Today — February 29 — marks the day we slow down the calendar so it can keep pace with Earth’s revolution. Without a leap day every 4 years, our calendar would soon get out of whack with Earth’s seasons. But the story is a little more complicated than that.
Our calendar is based on what astronomers call the tropical year: The time it takes for Earth to revolve around the Sun with respect to the vernal equinox, which keeps the calendar aligned with the seasons. The tropical year measures 365.242199 days long — not a number that allows a simple formula for leap years.
The first successful attempt to bring order out of chaos came from Julius Caesar, who in 46 B.C. instituted a calendar reform that decreed a leap year every fourth year. That gives a year averaging 365.25 days, just 11 minutes and 14 seconds longer than a tropical year. Not a big discrepancy, but those minutes add up.

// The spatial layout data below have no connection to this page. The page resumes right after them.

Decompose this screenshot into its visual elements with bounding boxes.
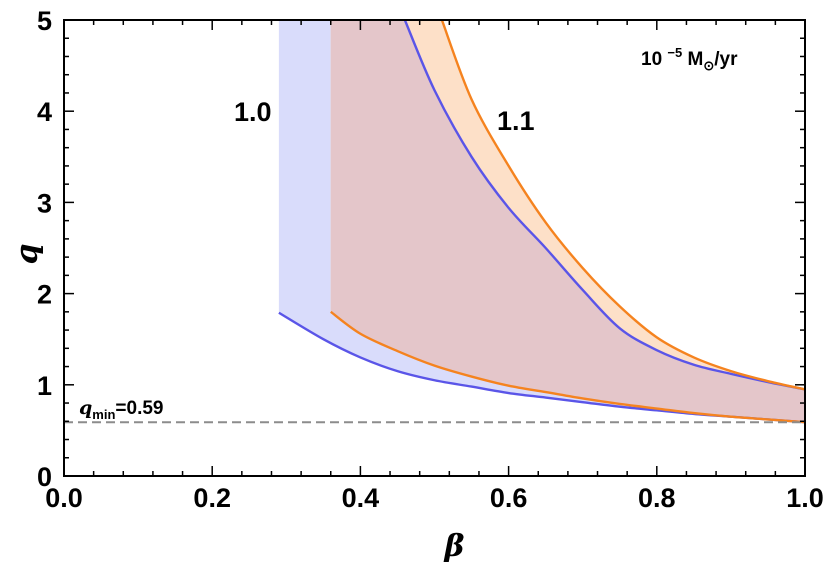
x-tick-label: 0.6 (490, 483, 528, 513)
region-fills (278, 20, 805, 423)
text-labels: 0.0 0.2 0.4 0.6 0.8 1.0 0 1 2 3 4 5 β q 1.0 1.1 qmin=0.5… (10, 6, 824, 564)
y-tick-label: 2 (37, 280, 52, 310)
x-tick-label: 0.0 (45, 483, 83, 513)
x-axis-title: β (444, 529, 465, 564)
boundary-curves (278, 20, 805, 424)
x-tick-label: 0.8 (638, 483, 676, 513)
y-tick-label: 1 (37, 371, 52, 401)
upper-curve-1-1 (440, 20, 805, 391)
y-axis-title: q (10, 244, 45, 265)
x-tick-label: 1.0 (786, 483, 824, 513)
plot-frame (63, 19, 806, 477)
upper-curve-1-0 (403, 20, 805, 391)
x-tick-label: 0.2 (193, 483, 231, 513)
x-tick-label: 0.4 (342, 483, 380, 513)
y-tick-label: 0 (37, 462, 52, 492)
qmin-label: qmin=0.59 (79, 397, 164, 422)
y-tick-label: 5 (37, 6, 52, 36)
y-tick-label: 4 (37, 97, 52, 127)
axis-ticks (63, 19, 806, 477)
mass-loss-rate-label: 10 −5 M⊙/yr (641, 45, 738, 73)
curve-label-1-1: 1.1 (497, 106, 535, 136)
y-tick-label: 3 (37, 188, 52, 218)
curve-label-1-0: 1.0 (234, 97, 272, 127)
lower-curve-1-1 (330, 310, 805, 424)
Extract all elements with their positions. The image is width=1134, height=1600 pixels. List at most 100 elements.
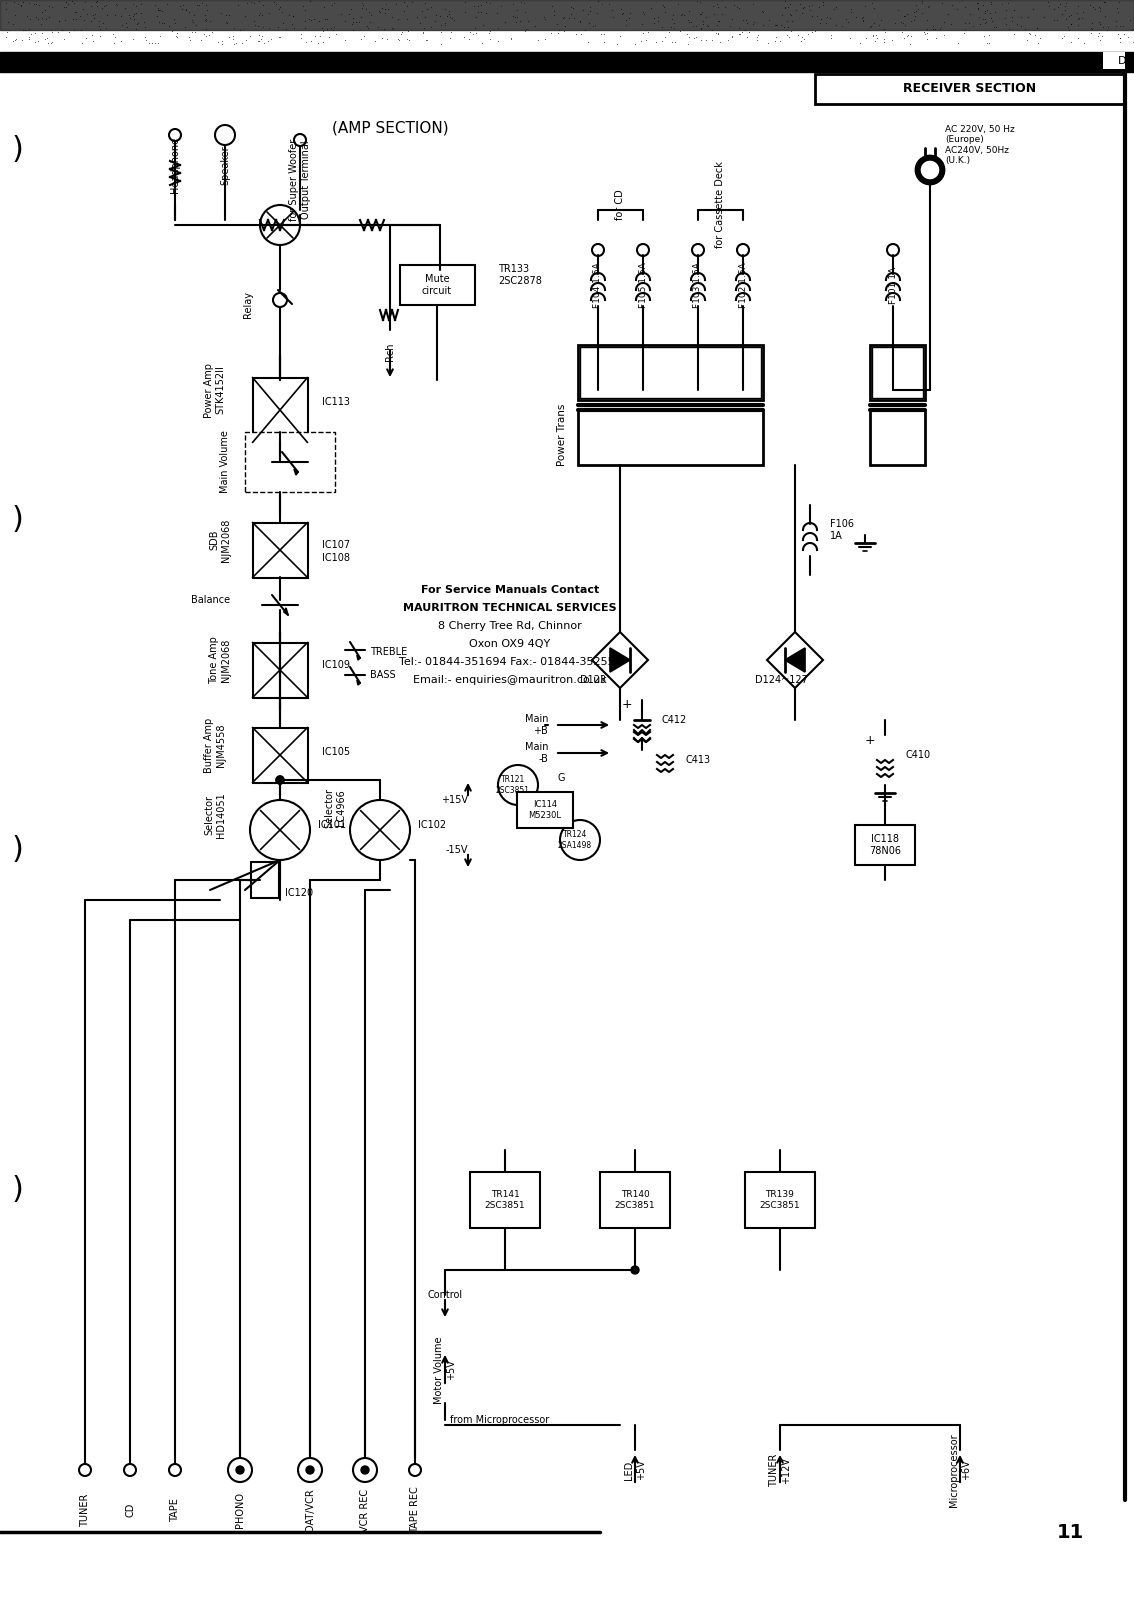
Polygon shape: [767, 632, 823, 688]
Bar: [469, 1171, 540, 1229]
Text: IC102: IC102: [418, 819, 446, 830]
Text: MAURITRON TECHNICAL SERVICES: MAURITRON TECHNICAL SERVICES: [404, 603, 617, 613]
Text: TR121
2SC3851: TR121 2SC3851: [496, 776, 530, 795]
Text: Headphone: Headphone: [170, 138, 180, 194]
Bar: [253, 378, 307, 443]
Circle shape: [361, 1466, 369, 1474]
Text: For Service Manuals Contact: For Service Manuals Contact: [421, 586, 599, 595]
Text: Selector
LC4966: Selector LC4966: [324, 787, 346, 829]
Text: TR140
2SC3851: TR140 2SC3851: [615, 1190, 655, 1210]
Text: IC120: IC120: [285, 888, 313, 898]
Circle shape: [228, 1458, 252, 1482]
Circle shape: [916, 157, 943, 184]
Text: ): ): [12, 506, 24, 534]
Text: IC109: IC109: [322, 659, 350, 670]
Bar: [870, 346, 925, 400]
Text: BASS: BASS: [370, 670, 396, 680]
Text: IC108: IC108: [322, 554, 350, 563]
Circle shape: [353, 1458, 376, 1482]
Text: Tel:- 01844-351694 Fax:- 01844-352554: Tel:- 01844-351694 Fax:- 01844-352554: [399, 658, 621, 667]
Text: SDB
NJM2068: SDB NJM2068: [209, 518, 231, 562]
Text: F103 1.6A: F103 1.6A: [694, 262, 702, 307]
Circle shape: [79, 1464, 91, 1475]
Polygon shape: [357, 680, 359, 685]
Polygon shape: [785, 648, 805, 672]
Bar: [870, 410, 925, 466]
Text: RECEIVER SECTION: RECEIVER SECTION: [904, 83, 1036, 96]
Text: F105 1.6A: F105 1.6A: [638, 262, 648, 307]
Text: TR141
2SC3851: TR141 2SC3851: [484, 1190, 525, 1210]
Text: Power Amp
STK4152II: Power Amp STK4152II: [204, 363, 226, 418]
Circle shape: [276, 776, 284, 784]
Text: Balance: Balance: [191, 595, 230, 605]
Text: TR124
2SA1498: TR124 2SA1498: [558, 830, 592, 850]
Polygon shape: [357, 654, 359, 659]
Polygon shape: [253, 864, 277, 896]
Text: Buffer Amp
NJM4558: Buffer Amp NJM4558: [204, 717, 226, 773]
Text: from Microprocessor: from Microprocessor: [450, 1414, 549, 1426]
Text: Motor Volume
+5V: Motor Volume +5V: [434, 1336, 456, 1403]
Text: AC 220V, 50 Hz
(Europe)
AC240V, 50Hz
(U.K.): AC 220V, 50 Hz (Europe) AC240V, 50Hz (U.…: [945, 125, 1015, 165]
Circle shape: [260, 205, 301, 245]
Text: F106
1A: F106 1A: [830, 518, 854, 541]
Text: -15V: -15V: [446, 845, 468, 854]
Text: CD: CD: [125, 1502, 135, 1517]
Circle shape: [298, 1458, 322, 1482]
Text: C410: C410: [905, 750, 930, 760]
Text: C413: C413: [685, 755, 710, 765]
Text: Tone Amp
NJM2068: Tone Amp NJM2068: [209, 637, 231, 683]
Circle shape: [592, 243, 604, 256]
Bar: [578, 410, 763, 466]
Circle shape: [306, 1466, 314, 1474]
Bar: [245, 432, 335, 493]
Bar: [815, 74, 1125, 104]
Circle shape: [124, 1464, 136, 1475]
Text: VCR REC: VCR REC: [359, 1488, 370, 1531]
Text: for CD: for CD: [615, 190, 625, 221]
Text: D-: D-: [1118, 56, 1131, 66]
Text: F102 1.6A: F102 1.6A: [738, 262, 747, 307]
Text: F101 1A: F101 1A: [889, 267, 897, 304]
Text: Control: Control: [428, 1290, 463, 1299]
Text: IC107: IC107: [322, 541, 350, 550]
Text: Rch: Rch: [386, 342, 395, 362]
Text: D124~127: D124~127: [755, 675, 807, 685]
Bar: [578, 346, 763, 400]
Circle shape: [236, 1466, 244, 1474]
Text: Relay: Relay: [243, 291, 253, 318]
Bar: [400, 266, 475, 306]
Text: Selector
HD14051: Selector HD14051: [204, 792, 226, 838]
Bar: [855, 826, 915, 866]
Text: D123: D123: [579, 675, 607, 685]
Text: TREBLE: TREBLE: [370, 646, 407, 658]
Text: IC113: IC113: [322, 397, 350, 406]
Text: C412: C412: [662, 715, 687, 725]
Bar: [253, 728, 307, 782]
Polygon shape: [284, 608, 288, 614]
Text: 11: 11: [1057, 1523, 1084, 1541]
Text: TAPE REC: TAPE REC: [411, 1486, 420, 1533]
Text: Mute
circuit: Mute circuit: [422, 274, 452, 296]
Text: Oxon OX9 4QY: Oxon OX9 4QY: [469, 638, 551, 650]
Text: for Super Woofer
Output Terminal: for Super Woofer Output Terminal: [289, 139, 311, 221]
Bar: [253, 523, 307, 578]
Text: F104 1.6A: F104 1.6A: [593, 262, 602, 307]
Bar: [517, 792, 573, 829]
Bar: [745, 1171, 815, 1229]
Text: Main
-B: Main -B: [525, 742, 548, 763]
Circle shape: [692, 243, 704, 256]
Bar: [872, 347, 923, 398]
Circle shape: [498, 765, 538, 805]
Bar: [1103, 51, 1125, 69]
Circle shape: [294, 134, 306, 146]
Circle shape: [215, 125, 235, 146]
Circle shape: [637, 243, 649, 256]
Text: ): ): [12, 1176, 24, 1205]
Text: TUNER: TUNER: [81, 1493, 90, 1526]
Circle shape: [409, 1464, 421, 1475]
Text: PHONO: PHONO: [235, 1491, 245, 1528]
Text: TAPE: TAPE: [170, 1498, 180, 1522]
Polygon shape: [294, 469, 298, 475]
Text: +15V: +15V: [441, 795, 468, 805]
Text: 8 Cherry Tree Rd, Chinnor: 8 Cherry Tree Rd, Chinnor: [438, 621, 582, 630]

By 1582, 13 days had accumulated and the vernal equinox (the first day of spring) had fallen back to March 11. If the trend continued, Easter eventually would fall during winter. To prevent further slippage, Pope Gregory XIII initiated a two-step calendar reform. First, to bring the vernal equinox back to where it was at the time of the Council of Nicea in the 4th century, the calendar dropped 10 days by proclaiming the day after October 4, 1582, to be October 15.
Second, the rule for leap years was modified so that years divisible evenly by 100 would not have an extra day unless they were also divisible by 400. Thus 1900 and 2100, for example, are not leap years, while 2000 was. The Gregorian calendar matches the tropical year to within a day about every 3,300 years. That should last a while. Still, some reformers have suggested a further modification — which would turn those years divisible by 4,000 into non-leap years — to make the calendar more precise.

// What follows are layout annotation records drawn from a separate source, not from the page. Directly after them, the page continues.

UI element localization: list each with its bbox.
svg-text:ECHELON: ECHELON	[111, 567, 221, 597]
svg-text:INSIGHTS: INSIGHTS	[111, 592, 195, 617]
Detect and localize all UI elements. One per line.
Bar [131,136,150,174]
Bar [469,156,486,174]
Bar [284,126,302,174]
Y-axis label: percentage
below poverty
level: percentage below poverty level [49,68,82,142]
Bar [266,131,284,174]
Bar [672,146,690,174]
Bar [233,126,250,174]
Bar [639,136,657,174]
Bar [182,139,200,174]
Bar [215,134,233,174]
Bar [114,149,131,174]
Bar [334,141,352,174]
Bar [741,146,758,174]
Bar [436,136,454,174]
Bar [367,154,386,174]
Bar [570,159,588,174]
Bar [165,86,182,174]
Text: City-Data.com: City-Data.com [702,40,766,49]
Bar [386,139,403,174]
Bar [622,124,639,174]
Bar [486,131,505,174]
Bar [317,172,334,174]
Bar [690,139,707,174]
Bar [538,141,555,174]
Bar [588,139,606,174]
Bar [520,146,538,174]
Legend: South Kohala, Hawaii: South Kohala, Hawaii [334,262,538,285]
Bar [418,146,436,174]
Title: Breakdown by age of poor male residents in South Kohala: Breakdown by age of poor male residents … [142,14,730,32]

Roman Catholic countries adopted the Gregorian reform immediately, but most Protestant countries and those under the Eastern church did not. England and the American colonies came on board in 1752, when September 2 was followed by the 14th. Rioting occurred in some areas as people demanded the lost time back (and some unscrupulous landlords demanded a full month’s rent for September). Russia stayed with the Julian calendar until the Bolshevik revolution in 1917, when it had to drop 13 days to rejoin the rest of the world.